I don’t know how many of you are Star Trek fans, I certainly am [laughter]. And in all the different Star Trek movies [inaudible comment]–thank you. In all the different–a friend [referring to person who made comment]. In all the different Star Trek movies there’s always a second in command who isn’t a human being, right? A Vulcan or an android or some damn thing or another. And to emphasize the non-humanness of these characters, what they do is they make them use too many significant digits. And so that makes them inhuman and so the captain will say, “When are we landing on omicron M?” The second in command will say, “Well, we should assume standard orbit in 2.6395 minutes,” emphasizing somehow superior brain power or something. But it’s nonsense because it takes the guy ten seconds to say that sentence, so what is this time calculated to a 100th of a second? Does it start from when he begins the sentence? From when he ends the sentence? What’s the other end of that time interval? Can you say you assume standard orbit to the 100th of a second? What does that even mean? When you start beaming down?

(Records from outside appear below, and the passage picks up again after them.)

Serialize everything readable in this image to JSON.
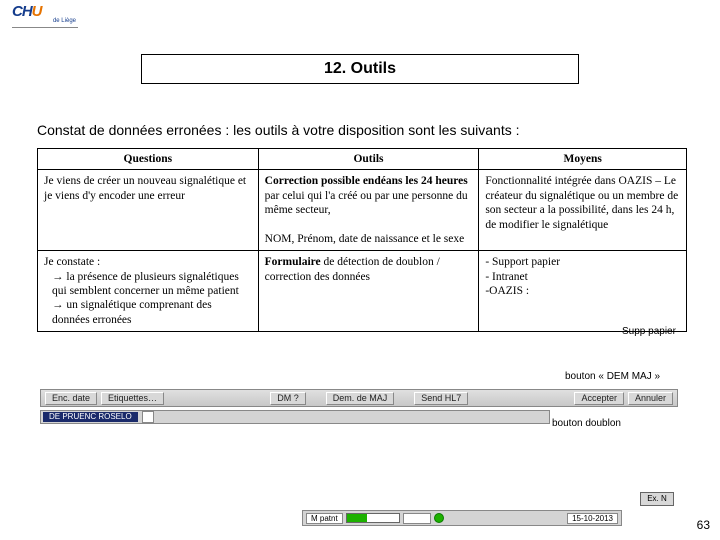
{
  "logo": {
    "text1": "CH",
    "text2": "U",
    "sub": "de Liège"
  },
  "title": "12. Outils",
  "subtitle": "Constat de données erronées : les outils à votre disposition sont les suivants :",
  "table": {
    "headers": {
      "q": "Questions",
      "o": "Outils",
      "m": "Moyens"
    },
    "row1": {
      "q": "Je viens de créer un nouveau signalétique et je viens d'y encoder une erreur",
      "o1": "Correction possible endéans les 24 heures",
      "o1b": " par celui qui l'a créé ou par une personne du même secteur,",
      "o2": " NOM, Prénom, date de naissance et le sexe",
      "m": "Fonctionnalité intégrée dans OAZIS – Le créateur du signalétique ou un membre de son secteur a la possibilité, dans les 24 h, de modifier le signalétique"
    },
    "row2": {
      "q_l1": "Je constate :",
      "q_l2": "→ la présence de plusieurs signalétiques qui semblent concerner un même patient",
      "q_l3": "→ un signalétique comprenant des données erronées",
      "o1": "Formulaire",
      "o1b": " de détection de doublon / correction des données",
      "m1": "- Support papier",
      "m2": "- Intranet",
      "m3": "-OAZIS :"
    }
  },
  "labels": {
    "supp_papier": "Supp papier",
    "btn_dem_maj": "bouton « DEM MAJ »",
    "btn_doublon": "bouton doublon"
  },
  "uibar1": {
    "b1": "Enc. date",
    "b2": "Etiquettes…",
    "b3": "DM ?",
    "b4": "Dem. de MAJ",
    "b5": "Send HL7",
    "b6": "Accepter",
    "b7": "Annuler"
  },
  "uibar2": {
    "chip": "DE PRUENC ROSELO"
  },
  "uibar3": {
    "f1": "M patnt",
    "f2": "",
    "f3": "15-10-2013"
  },
  "ex_btn": "Ex. N",
  "page": "63"
}
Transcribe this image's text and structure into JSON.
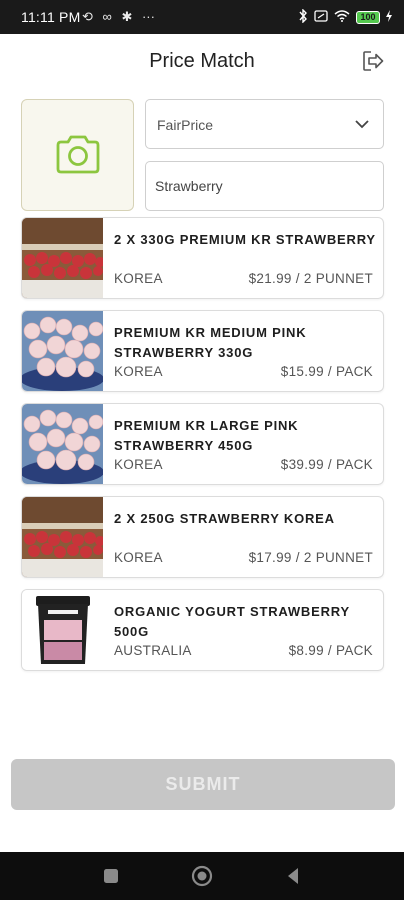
{
  "status_bar": {
    "time": "11:11 PM",
    "battery": "100"
  },
  "header": {
    "title": "Price Match"
  },
  "store_select": {
    "value": "FairPrice"
  },
  "search": {
    "value": "Strawberry"
  },
  "products": [
    {
      "name": "2 X 330G PREMIUM KR STRAWBERRY",
      "origin": "KOREA",
      "price": "$21.99 / 2 PUNNET",
      "image": "red-strawberry-box"
    },
    {
      "name": "PREMIUM KR MEDIUM PINK STRAWBERRY 330G",
      "origin": "KOREA",
      "price": "$15.99 / PACK",
      "image": "pink-strawberry-bowl"
    },
    {
      "name": "PREMIUM KR LARGE PINK STRAWBERRY 450G",
      "origin": "KOREA",
      "price": "$39.99 / PACK",
      "image": "pink-strawberry-bowl"
    },
    {
      "name": "2 X 250G STRAWBERRY KOREA",
      "origin": "KOREA",
      "price": "$17.99 / 2 PUNNET",
      "image": "red-strawberry-box"
    },
    {
      "name": "ORGANIC YOGURT STRAWBERRY 500G",
      "origin": "AUSTRALIA",
      "price": "$8.99 / PACK",
      "image": "yogurt-tub"
    }
  ],
  "submit": {
    "label": "SUBMIT"
  },
  "colors": {
    "accent_green": "#8cc63f",
    "disabled_button": "#c6c6c6",
    "status_bar": "#1a1a1a"
  },
  "icons": [
    "camera-icon",
    "logout-icon",
    "chevron-down-icon",
    "wifi-icon",
    "bluetooth-icon",
    "battery-icon",
    "nav-square-icon",
    "nav-home-icon",
    "nav-back-icon"
  ]
}
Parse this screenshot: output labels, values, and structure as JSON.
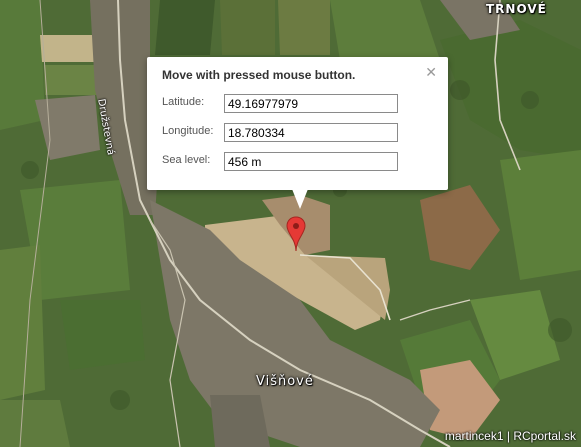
{
  "map": {
    "places": {
      "trnove": "TRNOVÉ",
      "visnove": "Višňové",
      "street": "Družstevná"
    }
  },
  "popup": {
    "title": "Move with pressed mouse button.",
    "close_icon": "close-icon",
    "latitude_label": "Latitude:",
    "latitude_value": "49.16977979",
    "longitude_label": "Longitude:",
    "longitude_value": "18.780334",
    "sea_level_label": "Sea level:",
    "sea_level_value": "456 m"
  },
  "marker": {
    "icon": "map-pin-icon",
    "color": "#e53935"
  },
  "attribution": "martincek1 | RCportal.sk"
}
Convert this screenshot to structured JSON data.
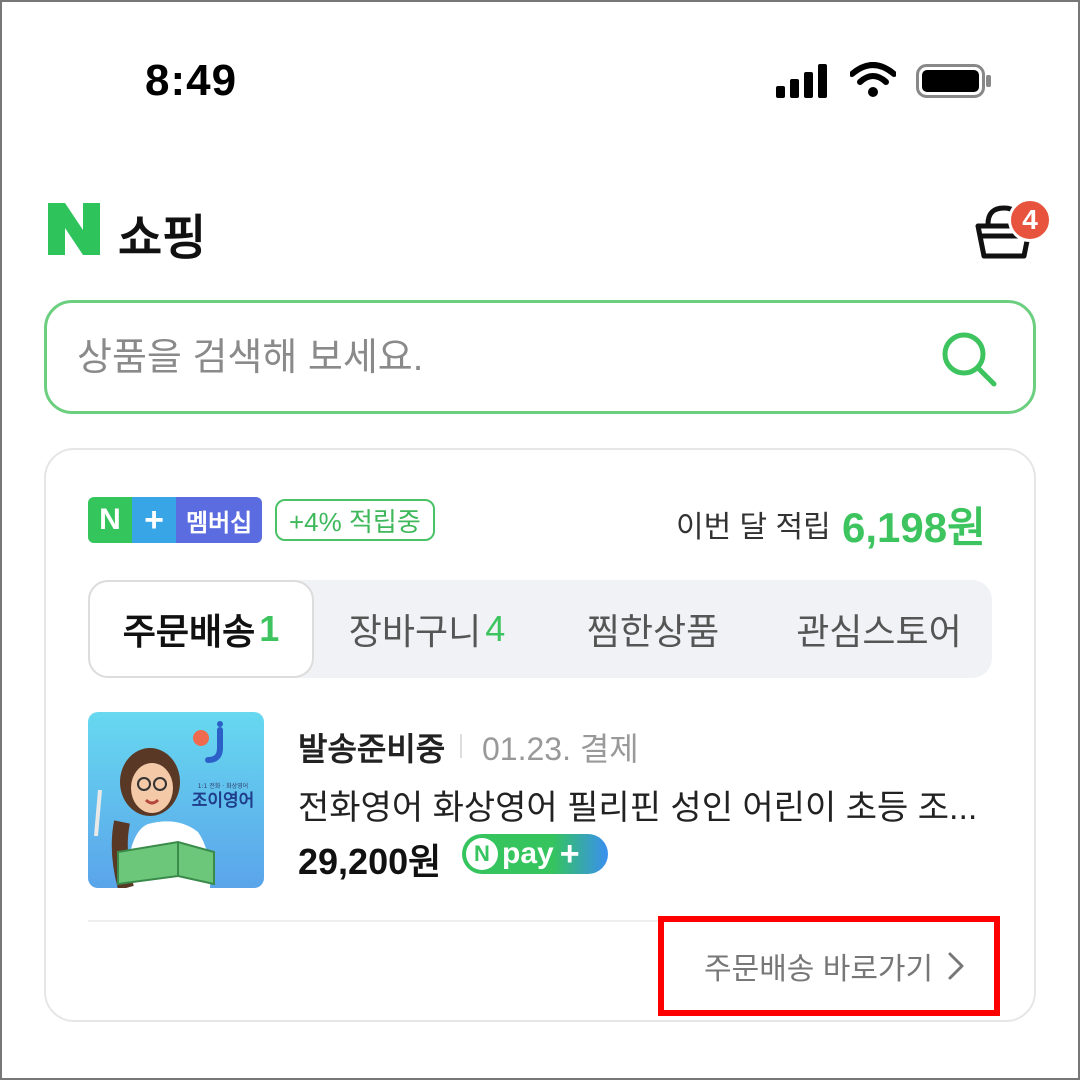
{
  "status_bar": {
    "time": "8:49",
    "icons": [
      "cellular-signal-icon",
      "wifi-icon",
      "battery-icon"
    ]
  },
  "header": {
    "logo": "N",
    "title": "쇼핑",
    "cart_count": "4"
  },
  "search": {
    "placeholder": "상품을 검색해 보세요."
  },
  "membership": {
    "n": "N",
    "plus": "+",
    "label": "멤버십",
    "reward_badge": "+4% 적립중",
    "month_label": "이번 달 적립",
    "month_amount": "6,198원"
  },
  "tabs": [
    {
      "label": "주문배송",
      "count": "1",
      "active": true
    },
    {
      "label": "장바구니",
      "count": "4",
      "active": false
    },
    {
      "label": "찜한상품",
      "count": "",
      "active": false
    },
    {
      "label": "관심스토어",
      "count": "",
      "active": false
    }
  ],
  "order": {
    "status": "발송준비중",
    "date": "01.23. 결제",
    "product_name": "전화영어 화상영어 필리핀 성인 어린이 초등 조...",
    "price": "29,200원",
    "thumb_text": "조이영어",
    "thumb_small": "1:1 전화 · 화상영어",
    "npay": {
      "n": "N",
      "text": "pay",
      "plus": "+"
    }
  },
  "shortcut": {
    "label": "주문배송 바로가기"
  },
  "colors": {
    "brand_green": "#3ec45f",
    "highlight_red": "#ff0000",
    "badge_red": "#e8533d"
  }
}
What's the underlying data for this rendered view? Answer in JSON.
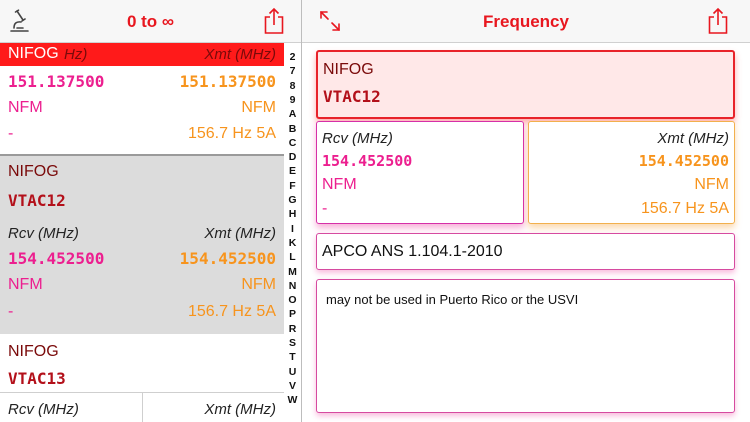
{
  "left_header": {
    "title": "0 to ∞"
  },
  "right_header": {
    "title": "Frequency"
  },
  "icons": {
    "left_tool": "microscope-icon",
    "share": "share-icon",
    "expand": "expand-arrows-icon"
  },
  "colors": {
    "accent": "#e8171f",
    "rcv": "#ec1f8f",
    "xmt": "#f7941d",
    "name": "#b3101a"
  },
  "list": {
    "rows": [
      {
        "agency": "NIFOG",
        "rcv_label_partial": "Hz)",
        "xmt_label": "Xmt (MHz)",
        "rcv_freq": "151.137500",
        "xmt_freq": "151.137500",
        "rcv_mode": "NFM",
        "xmt_mode": "NFM",
        "rcv_tone": "-",
        "xmt_tone": "156.7 Hz 5A"
      },
      {
        "agency": "NIFOG",
        "channel": "VTAC12",
        "rcv_label": "Rcv (MHz)",
        "xmt_label": "Xmt (MHz)",
        "rcv_freq": "154.452500",
        "xmt_freq": "154.452500",
        "rcv_mode": "NFM",
        "xmt_mode": "NFM",
        "rcv_tone": "-",
        "xmt_tone": "156.7 Hz 5A"
      },
      {
        "agency": "NIFOG",
        "channel": "VTAC13",
        "rcv_label": "Rcv (MHz)",
        "xmt_label": "Xmt (MHz)"
      }
    ]
  },
  "index": [
    "2",
    "7",
    "8",
    "9",
    "A",
    "B",
    "C",
    "D",
    "E",
    "F",
    "G",
    "H",
    "I",
    "K",
    "L",
    "M",
    "N",
    "O",
    "P",
    "R",
    "S",
    "T",
    "U",
    "V",
    "W"
  ],
  "detail": {
    "agency": "NIFOG",
    "channel": "VTAC12",
    "rcv_label": "Rcv (MHz)",
    "xmt_label": "Xmt (MHz)",
    "rcv_freq": "154.452500",
    "xmt_freq": "154.452500",
    "rcv_mode": "NFM",
    "xmt_mode": "NFM",
    "rcv_tone": "-",
    "xmt_tone": "156.7 Hz 5A",
    "standard": "APCO ANS 1.104.1-2010",
    "note": "may not be used in Puerto Rico or the USVI"
  }
}
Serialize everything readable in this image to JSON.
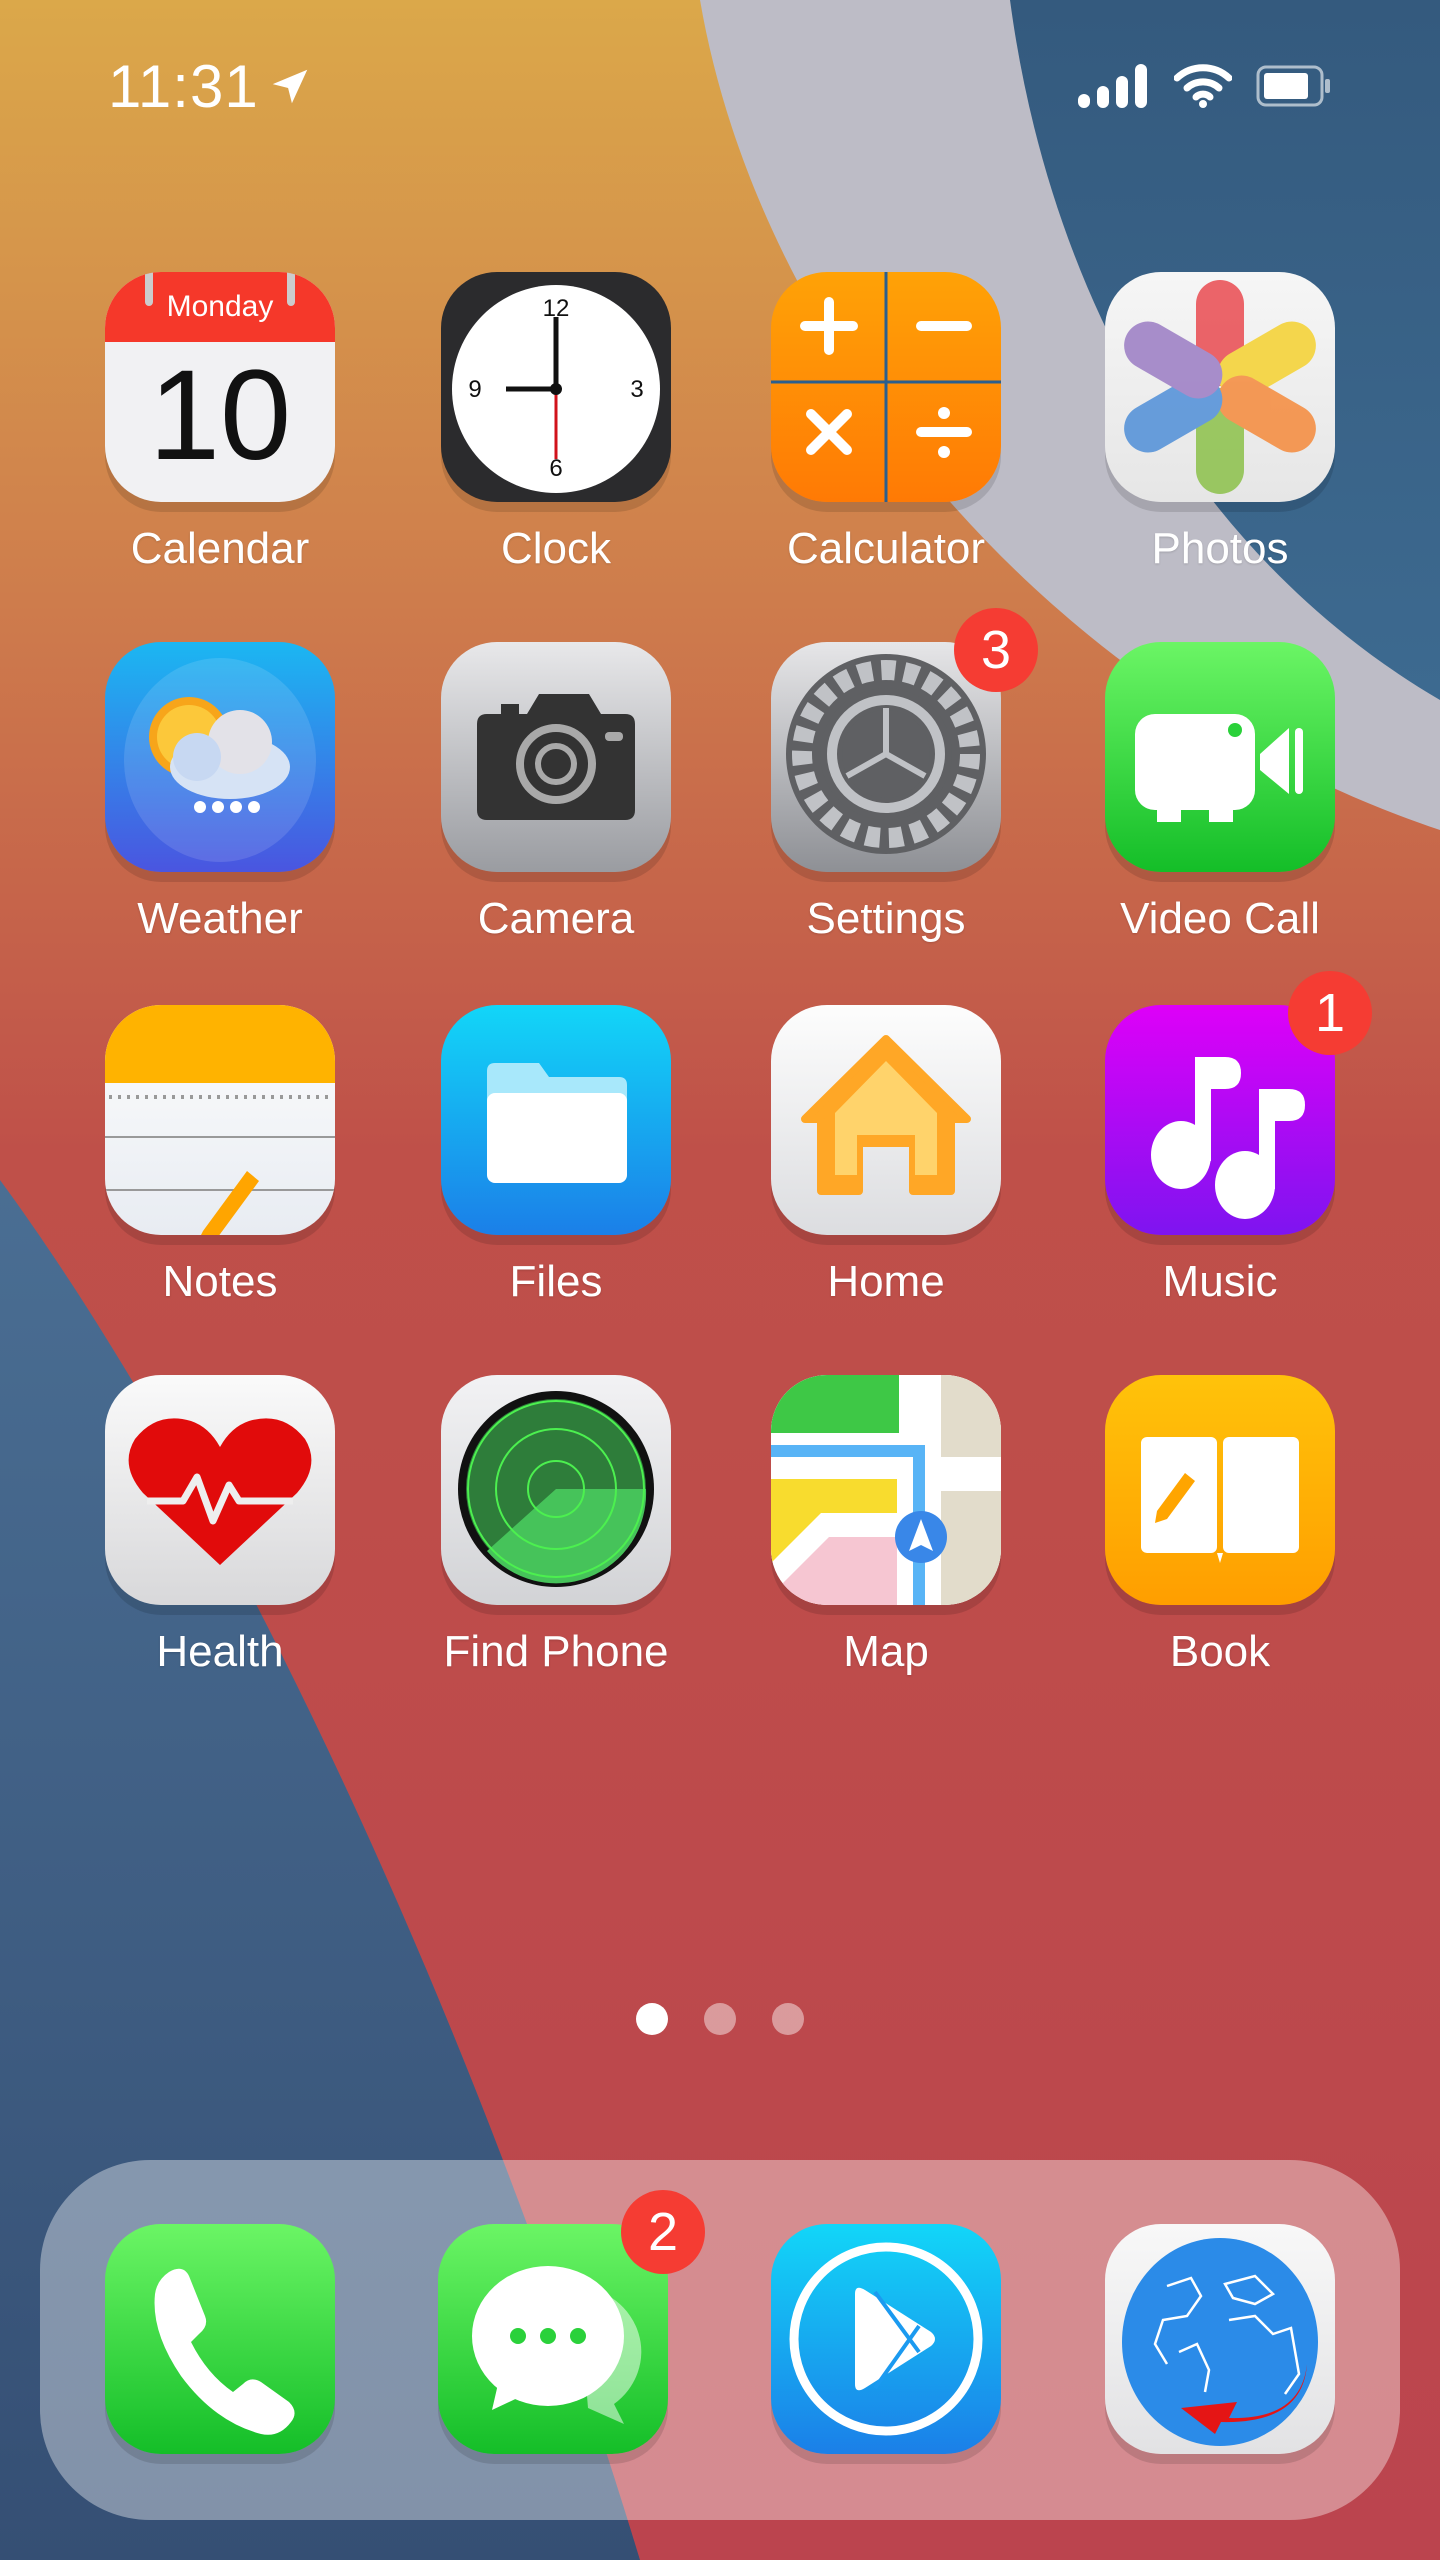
{
  "status_bar": {
    "time": "11:31",
    "location_icon": "location-arrow-icon",
    "signal_icon": "cellular-signal-icon",
    "wifi_icon": "wifi-icon",
    "battery_icon": "battery-icon"
  },
  "calendar_icon": {
    "weekday": "Monday",
    "day": "10"
  },
  "clock_icon": {
    "numerals": [
      "12",
      "3",
      "6",
      "9"
    ]
  },
  "apps": [
    {
      "label": "Calendar",
      "icon": "calendar-icon"
    },
    {
      "label": "Clock",
      "icon": "clock-icon"
    },
    {
      "label": "Calculator",
      "icon": "calculator-icon"
    },
    {
      "label": "Photos",
      "icon": "photos-icon"
    },
    {
      "label": "Weather",
      "icon": "weather-icon"
    },
    {
      "label": "Camera",
      "icon": "camera-icon"
    },
    {
      "label": "Settings",
      "icon": "gear-icon",
      "badge": "3"
    },
    {
      "label": "Video Call",
      "icon": "video-camera-icon"
    },
    {
      "label": "Notes",
      "icon": "notes-icon"
    },
    {
      "label": "Files",
      "icon": "folder-icon"
    },
    {
      "label": "Home",
      "icon": "house-icon"
    },
    {
      "label": "Music",
      "icon": "music-note-icon",
      "badge": "1"
    },
    {
      "label": "Health",
      "icon": "heart-icon"
    },
    {
      "label": "Find Phone",
      "icon": "radar-icon"
    },
    {
      "label": "Map",
      "icon": "map-icon"
    },
    {
      "label": "Book",
      "icon": "book-icon"
    }
  ],
  "page_indicator": {
    "total": 3,
    "current": 1
  },
  "dock": [
    {
      "name": "Phone",
      "icon": "phone-icon"
    },
    {
      "name": "Messages",
      "icon": "message-bubble-icon",
      "badge": "2"
    },
    {
      "name": "Play Store",
      "icon": "play-icon"
    },
    {
      "name": "Browser",
      "icon": "globe-icon"
    }
  ],
  "colors": {
    "badge": "#f53c33",
    "wallpaper_orange": "#d9a54a",
    "wallpaper_red": "#bc464c",
    "wallpaper_blue": "#345a7e",
    "wallpaper_gray": "#bdbcc6"
  }
}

When you end beaming down? Also, keep in mind it takes more than a 100th of second for the sound to travel from his lips to the captain’s ears, so the whole thing is just nonsense. And so, you don’t need any special rules, just behave like a human being; don’t behave like an android. So, no androids. And that’s the only rule I’m going to give you [laughter]. These two are the only rules I’m going to give you about significant digits, just do the right thing, okay.
- No androids!
From lecture 3 in professor Charles Bailyn’s ASTR 160: Frontiers and Controversies in Astrophysics:
Bailyn first reminds us of the scientific method and that astronomy is an observational science. He then talks about classification and the six categories of objects in the Solar System:
- Sun (a star).
- Inner, sometimes called terrestial or rocky, planets.
- Outer, also known as Jovian, planets.
- Trans-Neptunian, or Kuiper Belt, objects.
- Comets in the outer region, or Oort cloud.
Chapter 5. Classification and Interpretation of Celestial Objects 00:35:13:
So, here are the six categories that I would claim exist in the Solar System. And here’s my problem with the whole Pluto debate. The Pluto debate was basically about whether these guys are going to count as planets. But the thing is, “planets” is already a bad description, because it contains two quite different categories; namely, these inner terrestrial planets, and the outer Jovian planets. So, it seems to me that arguing whether category five should be part of some category that already contains two fundamentally different kinds of objects is kind of a strange argument to be having. Either we should split these two things off from each other, or, if we’re going to join these two kinds of the categories, fine, bring in anything you like. I don’t care, add the asteroids, too. And, in fact, in the original proposal, one of the asteroids qualified as well. And so, it doesn’t seem to me that this controversy was really paying justice to an appropriate classification of the things in the Solar System.
We’ll soon find out much more about Pluto when NASA’s New Horizons spacecraft passes by in July 2015!